Limitations of these guidelines include the low certainty of evidence for several pharmacological interventions in the population with PsA. Periodic review is necessary to update information as scientific knowledge grows. Subsequent up-to-date information can be consulted in the Asocolderma full document 2022 Clinical Practice Guideline for the Treatment of Psoriasis in Colombia.
This document is part of the Psoriasis guideline update developed by Asocolderma with the financial support of Abbvie, Janssen, Lilly, Novartis and Pfizer. The entire evidence review process, the development of the recommendations and the manuscript preparation were developed independently by Asocolderma. The sponsors had no involvement in the preparation, development, and the content of this guideline.

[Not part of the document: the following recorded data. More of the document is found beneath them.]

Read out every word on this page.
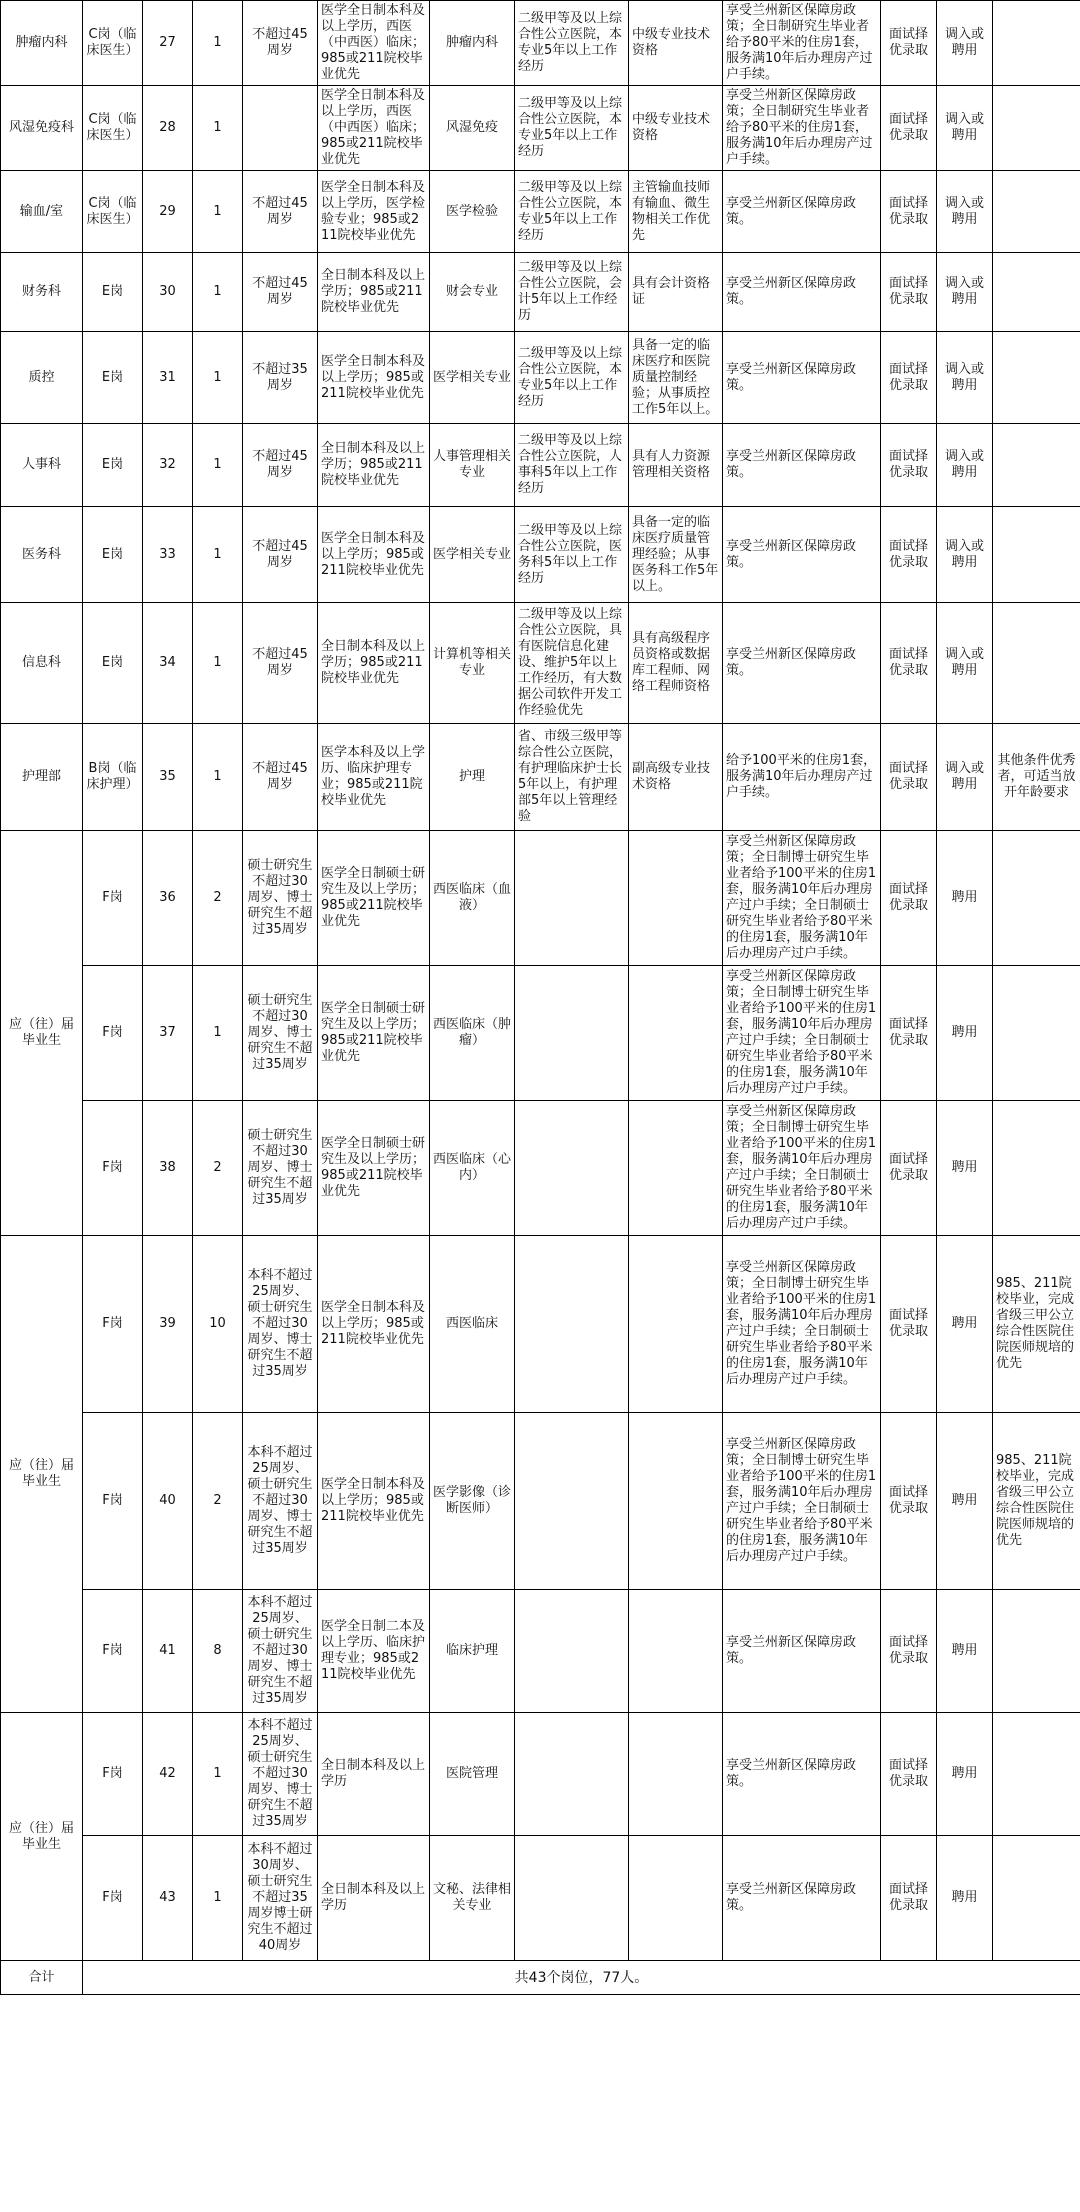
肿瘤内科	C岗（临床医生）	27	1	不超过45周岁	医学全日制本科及以上学历，西医（中西医）临床；985或211院校毕业优先	肿瘤内科	二级甲等及以上综合性公立医院，本专业5年以上工作经历	中级专业技术资格	享受兰州新区保障房政策；全日制研究生毕业者给予80平米的住房1套，服务满10年后办理房产过户手续。	面试择优录取	调入或聘用	
风湿免疫科	C岗（临床医生）	28	1		医学全日制本科及以上学历，西医（中西医）临床；985或211院校毕业优先	风湿免疫	二级甲等及以上综合性公立医院，本专业5年以上工作经历	中级专业技术资格	享受兰州新区保障房政策；全日制研究生毕业者给予80平米的住房1套，服务满10年后办理房产过户手续。	面试择优录取	调入或聘用	
输血/室	C岗（临床医生）	29	1	不超过45周岁	医学全日制本科及以上学历，医学检验专业；985或211院校毕业优先	医学检验	二级甲等及以上综合性公立医院，本专业5年以上工作经历	主管输血技师有输血、微生物相关工作优先	享受兰州新区保障房政策。	面试择优录取	调入或聘用	
财务科	E岗	30	1	不超过45周岁	全日制本科及以上学历；985或211院校毕业优先	财会专业	二级甲等及以上综合性公立医院，会计5年以上工作经历	具有会计资格证	享受兰州新区保障房政策。	面试择优录取	调入或聘用	
质控	E岗	31	1	不超过35周岁	医学全日制本科及以上学历；985或211院校毕业优先	医学相关专业	二级甲等及以上综合性公立医院，本专业5年以上工作经历	具备一定的临床医疗和医院质量控制经验；从事质控工作5年以上。	享受兰州新区保障房政策。	面试择优录取	调入或聘用	
人事科	E岗	32	1	不超过45周岁	全日制本科及以上学历；985或211院校毕业优先	人事管理相关专业	二级甲等及以上综合性公立医院，人事科5年以上工作经历	具有人力资源管理相关资格	享受兰州新区保障房政策。	面试择优录取	调入或聘用	
医务科	E岗	33	1	不超过45周岁	医学全日制本科及以上学历；985或211院校毕业优先	医学相关专业	二级甲等及以上综合性公立医院，医务科5年以上工作经历	具备一定的临床医疗质量管理经验；从事医务科工作5年以上。	享受兰州新区保障房政策。	面试择优录取	调入或聘用	
信息科	E岗	34	1	不超过45周岁	全日制本科及以上学历；985或211院校毕业优先	计算机等相关专业	二级甲等及以上综合性公立医院，具有医院信息化建设、维护5年以上工作经历，有大数据公司软件开发工作经验优先	具有高级程序员资格或数据库工程师、网络工程师资格	享受兰州新区保障房政策。	面试择优录取	调入或聘用	
护理部	B岗（临床护理）	35	1	不超过45周岁	医学本科及以上学历、临床护理专业；985或211院校毕业优先	护理	省、市级三级甲等综合性公立医院，有护理临床护士长5年以上，有护理部5年以上管理经验	副高级专业技术资格	给予100平米的住房1套，服务满10年后办理房产过户手续。	面试择优录取	调入或聘用	其他条件优秀者，可适当放开年龄要求
应（往）届毕业生	F岗	36	2	硕士研究生不超过30周岁、博士研究生不超过35周岁	医学全日制硕士研究生及以上学历；985或211院校毕业优先	西医临床（血液）			享受兰州新区保障房政策；全日制博士研究生毕业者给予100平米的住房1套，服务满10年后办理房产过户手续；全日制硕士研究生毕业者给予80平米的住房1套，服务满10年后办理房产过户手续。	面试择优录取	聘用	
	F岗	37	1	硕士研究生不超过30周岁、博士研究生不超过35周岁	医学全日制硕士研究生及以上学历；985或211院校毕业优先	西医临床（肿瘤）			享受兰州新区保障房政策；全日制博士研究生毕业者给予100平米的住房1套，服务满10年后办理房产过户手续；全日制硕士研究生毕业者给予80平米的住房1套，服务满10年后办理房产过户手续。	面试择优录取	聘用	
	F岗	38	2	硕士研究生不超过30周岁、博士研究生不超过35周岁	医学全日制硕士研究生及以上学历；985或211院校毕业优先	西医临床（心内）			享受兰州新区保障房政策；全日制博士研究生毕业者给予100平米的住房1套，服务满10年后办理房产过户手续；全日制硕士研究生毕业者给予80平米的住房1套，服务满10年后办理房产过户手续。	面试择优录取	聘用	
应（往）届毕业生	F岗	39	10	本科不超过25周岁、硕士研究生不超过30周岁、博士研究生不超过35周岁	医学全日制本科及以上学历；985或211院校毕业优先	西医临床			享受兰州新区保障房政策；全日制博士研究生毕业者给予100平米的住房1套，服务满10年后办理房产过户手续；全日制硕士研究生毕业者给予80平米的住房1套，服务满10年后办理房产过户手续。	面试择优录取	聘用	985、211院校毕业，完成省级三甲公立综合性医院住院医师规培的优先
	F岗	40	2	本科不超过25周岁、硕士研究生不超过30周岁、博士研究生不超过35周岁	医学全日制本科及以上学历；985或211院校毕业优先	医学影像（诊断医师）			享受兰州新区保障房政策；全日制博士研究生毕业者给予100平米的住房1套，服务满10年后办理房产过户手续；全日制硕士研究生毕业者给予80平米的住房1套，服务满10年后办理房产过户手续。	面试择优录取	聘用	985、211院校毕业，完成省级三甲公立综合性医院住院医师规培的优先
	F岗	41	8	本科不超过25周岁、硕士研究生不超过30周岁、博士研究生不超过35周岁	医学全日制二本及以上学历、临床护理专业；985或211院校毕业优先	临床护理			享受兰州新区保障房政策。	面试择优录取	聘用	
应（往）届毕业生	F岗	42	1	本科不超过25周岁、硕士研究生不超过30周岁、博士研究生不超过35周岁	全日制本科及以上学历	医院管理			享受兰州新区保障房政策。	面试择优录取	聘用	
	F岗	43	1	本科不超过30周岁、硕士研究生不超过35周岁博士研究生不超过40周岁	全日制本科及以上学历	文秘、法律相关专业			享受兰州新区保障房政策。	面试择优录取	聘用	
合计	共43个岗位，77人。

The guideline update did not address costs, but the authors did consider the economic feasibility of their recommendations, in an effort to contribute to the accessibility and practical use of drugs in Colombia. Also, these general guidelines provide scientific evidence for the development of health policies that favor the care of patients with PsA by facilitating the adequate management of the disease, improving quality of life, and optimizing health resources.